@informateur.info- Pour la première journée de la vidéo-verbalisation initiée par le gouvernement ivoirien dans le cadre de la sécurité routière, plusieurs véhicules de transport en commun ont arrêté leurs activités, a-t-on constaté, mardi, dans la capitale ivoirienne.

Yopougon-Saint André, gare des woro-woro (véhicules banalisés) desservant les communes du Plateau, Cocody, Treichville, Marcory, Port-Bouët et Koumassi, ne connait pas son ambiance habituelle. L’espace est, désespérément vide. Du moins, les usagers de ce type de transport en commun sont présents massivement mais point de woro-woro. “Ils ont tous garé à cause de la vidéo-verbalisation”, explique un usager qui attend un véhicule pour se rendre à Koumassi, au sud d’Abidjan. “Depuis, deux heures, nous sommes là et il n’y a de véhicules”, se lamente-t-il.

Comme lui, beaucoup d’usagers se sont vus contrariés par la rareté des woro-woro, ce mardi, sur l’ensemble du territoire du District d’Abidjan. Ce qui a causé des désagréments à de nombreuses personnes qui n’ont pu ralier leur lieu de travail.
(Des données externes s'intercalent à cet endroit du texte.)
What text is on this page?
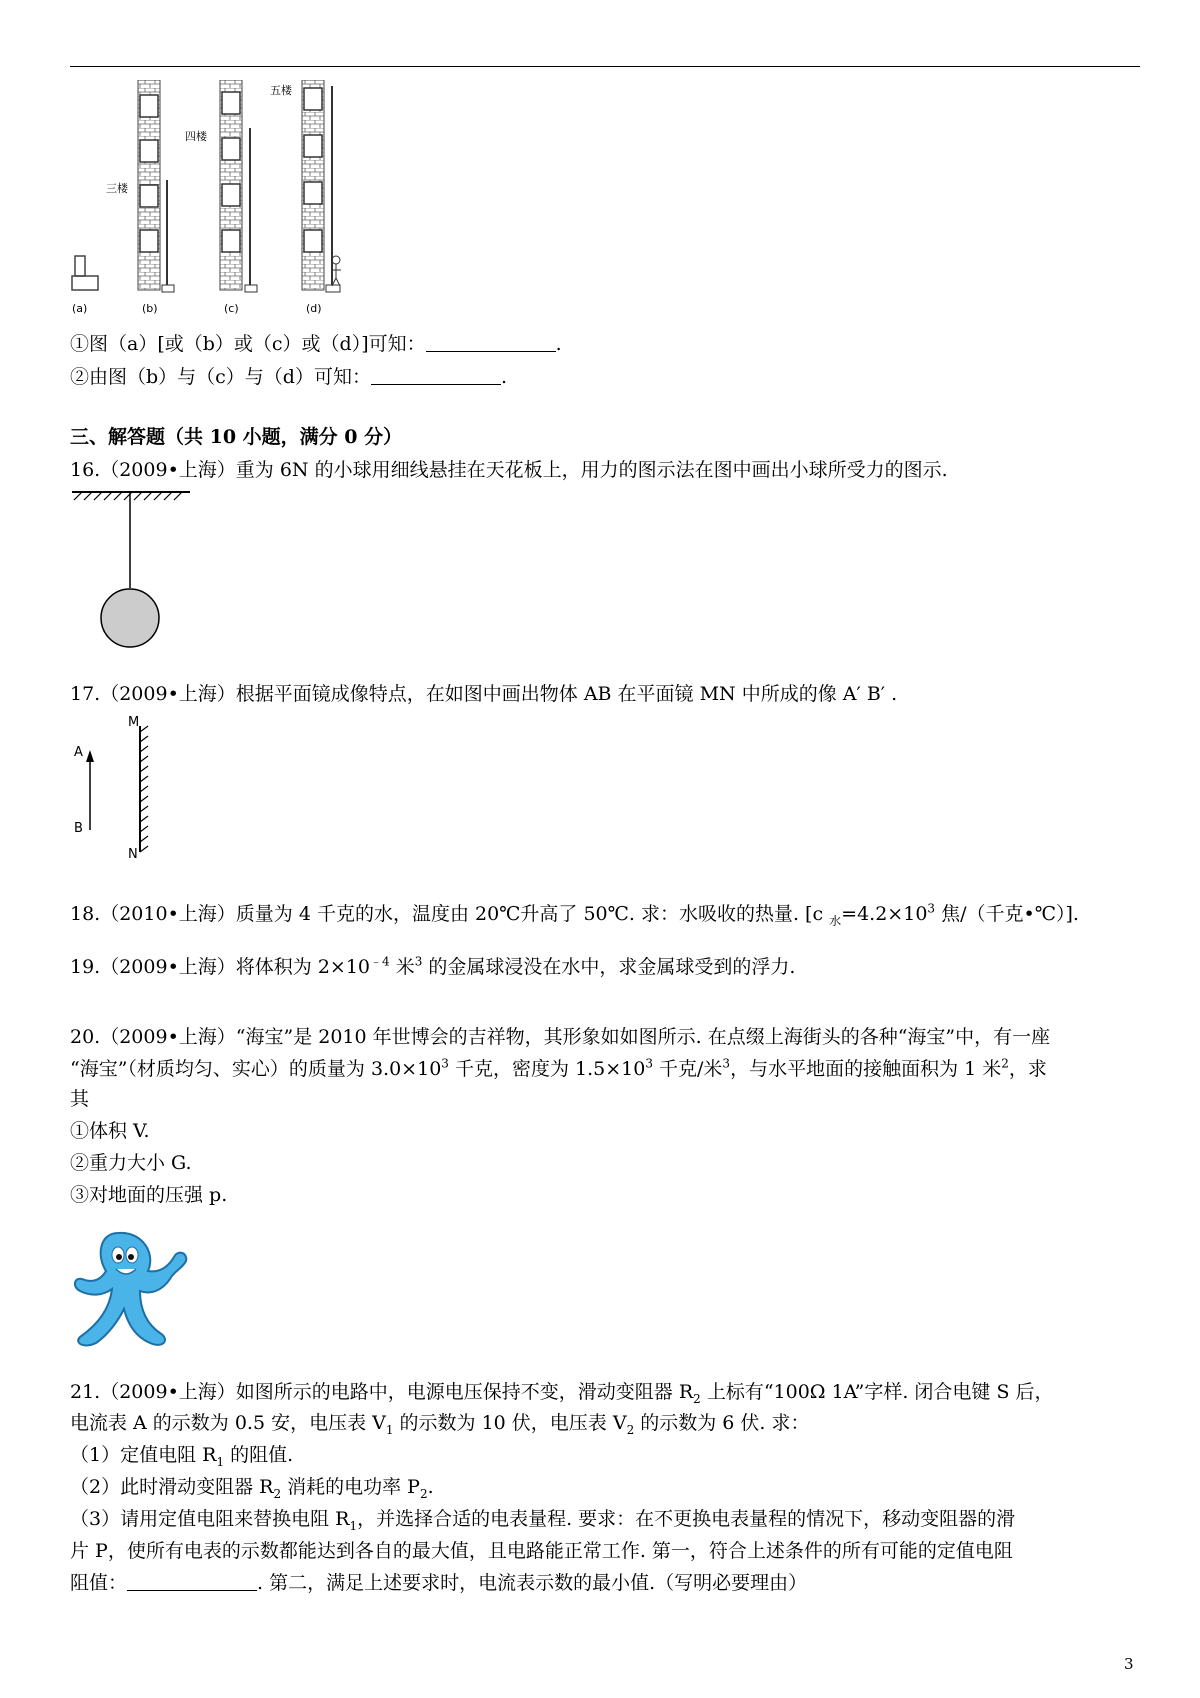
三楼
四楼
五楼
(a)	(b)	(c)	(d)
①图（a）[或（b）或（c）或（d）]可知：	.
②由图（b）与（c）与（d）可知：	.
三、解答题（共 10 小题，满分 0 分）
16.（2009•上海）重为 6N 的小球用细线悬挂在天花板上，用力的图示法在图中画出小球所受力的图示.
17.（2009•上海）根据平面镜成像特点，在如图中画出物体 AB 在平面镜 MN 中所成的像 A′ B′ .
M
A
B
N
18.（2010•上海）质量为 4 千克的水，温度由 20℃升高了 50℃. 求：水吸收的热量. [c $_水=4.2\times 10^3$ 焦/（千克•℃）].
19.（2009•上海）将体积为 $2\times 10^{﹣4}$ 米$^3$ 的金属球浸没在水中，求金属球受到的浮力.
20.（2009•上海）“海宝”是 2010 年世博会的吉祥物，其形象如如图所示. 在点缀上海街头的各种“海宝”中，有一座
“海宝”（材质均匀、实心）的质量为 $3.0\times 10^3$ 千克，密度为 $1.5\times 10^3$ 千克/米$^3$，与水平地面的接触面积为 1 米$^2$，求
其
①体积 V.
②重力大小 G.
③对地面的压强 p.
21.（2009•上海）如图所示的电路中，电源电压保持不变，滑动变阻器 $R_2$ 上标有“100Ω 1A”字样. 闭合电键 S 后，
电流表 A 的示数为 0.5 安，电压表 $V_1$ 的示数为 10 伏，电压表 $V_2$ 的示数为 6 伏. 求：
（1）定值电阻 $R_1$ 的阻值.
（2）此时滑动变阻器 $R_2$ 消耗的电功率 $P_2$.
（3）请用定值电阻来替换电阻 $R_1$，并选择合适的电表量程. 要求：在不更换电表量程的情况下，移动变阻器的滑
片 P，使所有电表的示数都能达到各自的最大值，且电路能正常工作. 第一，符合上述条件的所有可能的定值电阻
阻值：	. 第二，满足上述要求时，电流表示数的最小值.（写明必要理由）
3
De fait, l’effectivité du déploiement officiel de la vidéo-verbalisation après deux mois de sensibilisation des automobilistes sur la sécurité routière a eu raison de ces transporteurs qui enfreignent les règles du code routier.

140 caméras de surveillance et radars installés à Abidjan, fonctionnement depuis ce mardi pour constater, enregistrer toutes sortes de manquements au code de la route. Face à la récurrence des accidents de la route, le gouvernement a déployé de gros moyens pour mettre les transporteurs et conducteurs au pas.